Les jours qui ont suivi les attaques complexes et coordonnées du 25 Avril n’ont pas été des plus calmes. Entre intensification des contrôles, instauration de couvre-feu et multiplication des opérations militaires avec des résultats encourageants comme l’indique les communiqués de l’état-major des forces armées, les groupes armés se réorganisent et commettent des actes barbares pour tenter d’oublier la défaite du 25 Avril.
Ils s’attaquent aux populations civils dans le pays dogons avec plus de 50 morts, brûlent des bus, une dizaine le samedi dernier à 30 kilomètres de Ségou.
Avant ça, ils étaient retranchés sur l’axe Bamako- Kita dans la forêt Baoulé comme l’avait indiqué le commandant Djibrilla Maïga de la Direction de l’Information et des Relations Publiques de l’Armée (DIRPA). Là bas ,ils ont été délogés par les forces armées comme ce fut le cas sur l’axe Ouéllessebougou-Bougouni.
Si les autorités ont rassuré lors de d’adresses et de points de presse que la situation était sous contrôle, il faut noter que de nombreux citoyens annulent aujourd’hui tout bonnement leurs déplacements hors de la capitale de peur de croiser le chemin des terroristes.
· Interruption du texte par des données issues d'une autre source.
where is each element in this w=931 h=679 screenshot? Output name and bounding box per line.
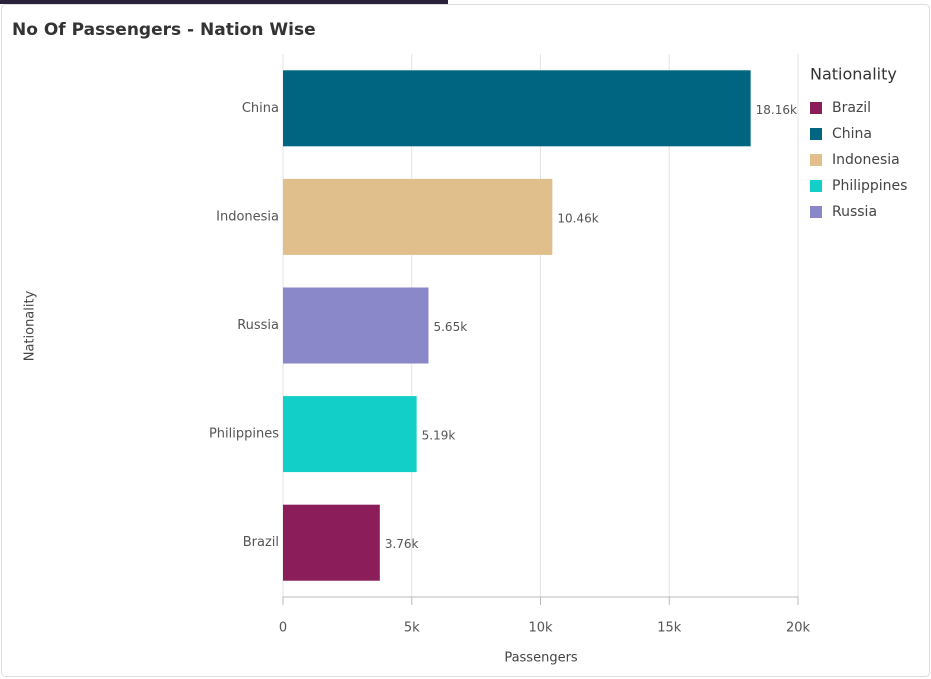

Au même moment, l’armée réussie à convoyer 710 camions citernes qui ont fait leur entrée ce dimanche à Bamako.
Défaits lors des combats, les groupes armés terroristes adoptent désormais la stratégie qui leur réussie le mieux, les attaques sporadiques contre les populations et leurs biens et s’évanouissent dans la nature quand approchent les forces armées.
Cette lâcheté des groupes armés ne pourra être combattue qu’avec des renseignements fiables. Des renseignements qui auraient pu tuer dans l’œuf le projet des attaques du 25 Avril qui ont coûté la vie au ministre de la Défense, le Général d’Armée Sadio Camara.